一番寂しい人は、孤独を分かち合うことも、誰かに聞いてもらうこともできずに、自分を見失い、ただただ感情のままに誰かを傷つけて自尊心を保っている人だと思うのです。

人は完璧ではないから、あらゆる方法で自分を守ろうとするのでしょう。

ただワタシは思うのです。

誰にだって不器用さがあって不完全だからこそ、たった一人でも信頼できる人に心を委ねることが、何より大切なことなんだと。
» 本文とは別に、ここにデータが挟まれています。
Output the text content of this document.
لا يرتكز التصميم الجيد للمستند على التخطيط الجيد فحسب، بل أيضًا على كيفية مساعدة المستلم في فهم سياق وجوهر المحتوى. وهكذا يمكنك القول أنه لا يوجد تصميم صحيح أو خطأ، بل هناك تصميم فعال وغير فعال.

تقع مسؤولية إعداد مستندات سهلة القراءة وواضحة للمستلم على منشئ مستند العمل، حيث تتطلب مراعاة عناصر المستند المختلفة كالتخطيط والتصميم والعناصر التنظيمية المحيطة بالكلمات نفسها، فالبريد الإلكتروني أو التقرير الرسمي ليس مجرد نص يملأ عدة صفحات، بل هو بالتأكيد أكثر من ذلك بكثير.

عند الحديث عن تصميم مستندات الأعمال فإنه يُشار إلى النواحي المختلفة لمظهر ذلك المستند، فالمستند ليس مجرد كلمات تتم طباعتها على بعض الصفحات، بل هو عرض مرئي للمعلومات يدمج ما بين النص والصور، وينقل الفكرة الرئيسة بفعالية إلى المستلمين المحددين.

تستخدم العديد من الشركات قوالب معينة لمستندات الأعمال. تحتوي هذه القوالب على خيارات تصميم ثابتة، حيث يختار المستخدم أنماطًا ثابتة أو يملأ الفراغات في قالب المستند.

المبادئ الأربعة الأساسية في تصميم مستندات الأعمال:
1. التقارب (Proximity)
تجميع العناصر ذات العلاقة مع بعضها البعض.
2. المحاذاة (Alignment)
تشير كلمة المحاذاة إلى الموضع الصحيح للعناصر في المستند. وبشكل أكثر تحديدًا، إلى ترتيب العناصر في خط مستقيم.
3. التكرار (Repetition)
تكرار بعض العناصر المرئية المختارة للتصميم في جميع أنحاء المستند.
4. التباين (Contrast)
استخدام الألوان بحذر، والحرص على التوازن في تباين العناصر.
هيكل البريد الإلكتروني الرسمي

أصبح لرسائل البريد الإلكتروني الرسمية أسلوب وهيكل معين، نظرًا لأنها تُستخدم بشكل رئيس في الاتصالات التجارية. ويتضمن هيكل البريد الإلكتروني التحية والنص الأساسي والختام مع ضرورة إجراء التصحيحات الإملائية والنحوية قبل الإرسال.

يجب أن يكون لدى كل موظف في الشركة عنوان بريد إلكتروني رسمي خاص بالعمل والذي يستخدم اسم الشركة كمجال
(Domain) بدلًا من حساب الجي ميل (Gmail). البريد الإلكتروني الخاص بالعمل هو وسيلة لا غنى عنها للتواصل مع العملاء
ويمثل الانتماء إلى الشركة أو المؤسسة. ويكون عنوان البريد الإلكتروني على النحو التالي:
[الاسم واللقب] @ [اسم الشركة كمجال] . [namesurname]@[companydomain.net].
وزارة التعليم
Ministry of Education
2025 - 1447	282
そして委ねるためには、殻を脱ぎ捨てて外に出る勇気と、気持ちを分かち合える‘’誰か”が必要だと思うから。

 

 

ナイーブな私に勇気をください

  1. モト より:

    寂しいって気持ち分かるわー。
    社会や会社に取り残された感を味わったから余計に。
    だから愚痴を言ってしまったりしたんだけどね。

    けどそれがなかったら今の自分はいないと確信してるし、納言ちゃん達とも出会わなかったと思うんだよね。
    だからタイミングなんだよね、必要な人は必要な時に現れて、必要がなくなったら去っていくだな。
    これを受け入れることができたら、不必要に期待もしないし、良い意味で無関心にもなれるかなと思ってる

    相手に何かを求めるのではなく、何かを期待することをやめると意外と人間関係は上手くいくもんやなって今は考えれるようになってきた。
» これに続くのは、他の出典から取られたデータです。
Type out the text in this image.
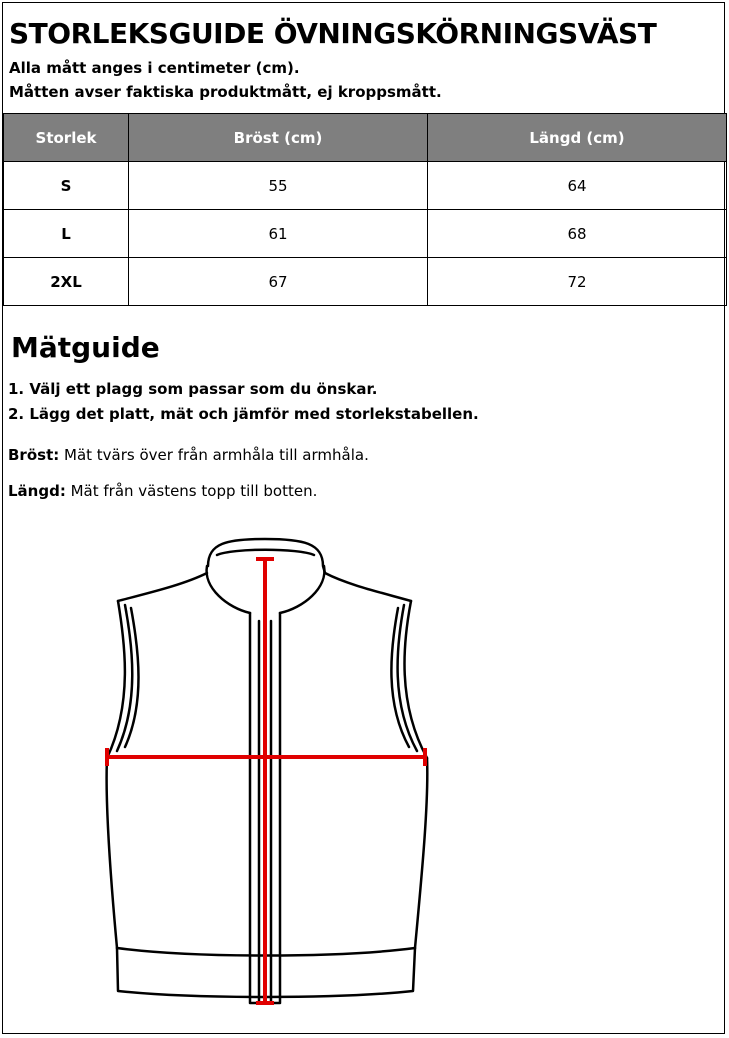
STORLEKSGUIDE ÖVNINGSKÖRNINGSVÄST
Alla mått anges i centimeter (cm).
Måtten avser faktiska produktmått, ej kroppsmått.
Storlek	Bröst (cm)	Längd (cm)
S	55	64
L	61	68
2XL	67	72
Mätguide
1. Välj ett plagg som passar som du önskar.
2. Lägg det platt, mät och jämför med storlekstabellen.
Bröst: Mät tvärs över från armhåla till armhåla.
Längd: Mät från västens topp till botten.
    常識とか価値観は必ず違いはあるもんね、ちょっとした違いでズレてくからねー、そんな人間関係を上手くやっていくには距離感が大切やなって本当に思う話しでした

    • オリエンタル納言 オリエンタル納言 より:

      どんなことにもタイミングは必要だし、縁があって出会ったとしても離れてしまうこともある。
      その難しさが常に色々なところに存在しているからこそ、気づいた時には本当に必要な人が残っていてくれて、それが支えになっているんだよね。
      どうしても私たち人は期待してしまうし、時にはそれ以上を求めてしまうこともあるけれど、一番大切なことは、何層にも重なり合ったものを一つひとつ剥がしてくれる存在なんだよね。